In our digital era, web browsers are vital for online activities, and securing them is crucial. CERT-In’s recent warning about Google Chrome vulnerabilities highlights the need for safeguarding our digital access points. These issues are a serious threat, as hackers could use them to access your data, leading to potential breaches and system security risks.
In this blog, we’ll explore CERT-In’s important warning and the risks it brings to your online safety. We’ll also share steps to keep your device and data secure.
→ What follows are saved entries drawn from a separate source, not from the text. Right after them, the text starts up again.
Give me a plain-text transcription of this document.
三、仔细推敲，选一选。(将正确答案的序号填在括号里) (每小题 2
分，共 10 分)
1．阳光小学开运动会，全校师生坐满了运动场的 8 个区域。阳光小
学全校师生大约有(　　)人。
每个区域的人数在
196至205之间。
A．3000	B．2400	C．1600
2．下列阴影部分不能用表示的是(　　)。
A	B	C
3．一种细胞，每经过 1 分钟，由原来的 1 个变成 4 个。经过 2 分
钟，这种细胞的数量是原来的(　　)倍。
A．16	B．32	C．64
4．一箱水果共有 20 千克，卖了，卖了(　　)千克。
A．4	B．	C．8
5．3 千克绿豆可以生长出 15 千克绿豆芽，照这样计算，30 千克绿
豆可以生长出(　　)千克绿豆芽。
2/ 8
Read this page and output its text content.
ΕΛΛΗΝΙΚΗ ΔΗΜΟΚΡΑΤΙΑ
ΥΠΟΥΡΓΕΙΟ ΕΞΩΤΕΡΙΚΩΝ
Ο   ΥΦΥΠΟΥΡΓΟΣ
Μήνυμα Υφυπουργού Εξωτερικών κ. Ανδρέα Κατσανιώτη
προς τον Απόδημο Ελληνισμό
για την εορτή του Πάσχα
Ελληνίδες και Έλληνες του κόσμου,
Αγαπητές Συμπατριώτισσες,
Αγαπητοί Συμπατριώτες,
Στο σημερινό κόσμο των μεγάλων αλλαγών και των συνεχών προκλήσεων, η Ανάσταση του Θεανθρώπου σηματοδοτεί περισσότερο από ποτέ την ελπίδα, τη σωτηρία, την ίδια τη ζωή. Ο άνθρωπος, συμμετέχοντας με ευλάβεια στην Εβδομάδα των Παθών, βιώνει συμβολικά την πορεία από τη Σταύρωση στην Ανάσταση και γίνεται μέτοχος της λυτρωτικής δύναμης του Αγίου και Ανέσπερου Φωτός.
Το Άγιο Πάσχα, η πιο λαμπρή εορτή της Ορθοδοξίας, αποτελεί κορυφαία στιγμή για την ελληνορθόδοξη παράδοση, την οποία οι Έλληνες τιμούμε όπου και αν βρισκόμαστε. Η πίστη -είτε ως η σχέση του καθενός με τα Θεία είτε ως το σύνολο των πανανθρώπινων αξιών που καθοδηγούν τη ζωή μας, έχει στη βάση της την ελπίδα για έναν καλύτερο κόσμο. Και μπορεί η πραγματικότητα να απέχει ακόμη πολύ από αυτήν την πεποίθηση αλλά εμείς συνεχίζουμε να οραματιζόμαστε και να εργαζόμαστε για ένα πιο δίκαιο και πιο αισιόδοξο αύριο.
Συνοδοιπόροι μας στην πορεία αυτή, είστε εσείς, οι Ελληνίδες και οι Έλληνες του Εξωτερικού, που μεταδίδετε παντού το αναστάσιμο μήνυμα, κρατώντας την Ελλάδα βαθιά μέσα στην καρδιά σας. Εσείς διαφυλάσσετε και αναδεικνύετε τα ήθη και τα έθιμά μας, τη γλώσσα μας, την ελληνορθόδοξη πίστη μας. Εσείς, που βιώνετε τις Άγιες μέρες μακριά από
As our digital world becomes more connected, securing your web browser is crucial for protecting your online activities and personal information.
Understanding the High-Risk Warning
The CERT-In Vulnerability Note CIVN-2023-0295, released on October 11, 2023, highlights a series of high-severity vulnerabilities in Google Chrome. These vulnerabilities fall into the ‘High’ severity category and are located in various aspects of the browser’s functionality.
Some of the issues identified include “Use after free” flaws in Site Isolation, Blink History, and Cast, as well as improper implementations in features like Fullscreen, Navigation, DevTools, Intents, Downloads, Extensions API, Autofill, Installer, and Input. Additionally, a heap buffer overflow vulnerability was discovered in the handling of PDF files.
Affected Chrome Versions
If you’re a Google Chrome user, it’s important to check if your version is vulnerable to the identified threats. Keeping your browser updated is the initial measure to secure your online activities on Google Chrome.
The following Chrome versions are vulnerable to these flaws:
i) Google Chrome versions prior to 118.0.5993.70/.71 for Windows
ii) Google Chrome versions prior to 118.0.5993.70 for Mac and Linux
CERT-In strongly advises users to update their systems immediately. Fortunately, Google has swiftly responded to the warning and released updates to address these vulnerabilities.
Here’s how you can update your Google Chrome:
i) Open Chrome.
ii) Click on the three dots at the top right (More).
iii) Go to Help.
iv) Select About Google Chrome.
v) If an update is available, Chrome will automatically download it.
vi) When the update is downloaded, click ‘Relaunch’ to activate it.
To keep your Google Chrome experience smooth and secure on your Android device, access the Play Store and initiate the update process for the browser. Regular updates ensure you have the latest features for secure browsing experience.
In a proactive measure to enhance digital security, the Indian government, in collaboration with CERT-In, is providing free tools designed to safeguard devices from the growing threats of malware and malicious bots. These tools empower users to maintain the integrity of their systems and protect their sensitive data.
These tools include:
i) eScan CERT-IN Bot Removal: Available on the Google Play Store.
ii) M-Kavach 2: Developed by C-DAC Hyderabad.
iii) Free Bot Removal Tool: Available at csk.gov.in.
You can access these malware detection tools through the Cyber Swachhta Kendra portal, which provides users with essential information and tools to secure their systems and devices. In this ever-evolving digital landscape, staying informed and taking action is crucial for a secure and enjoyable online experience.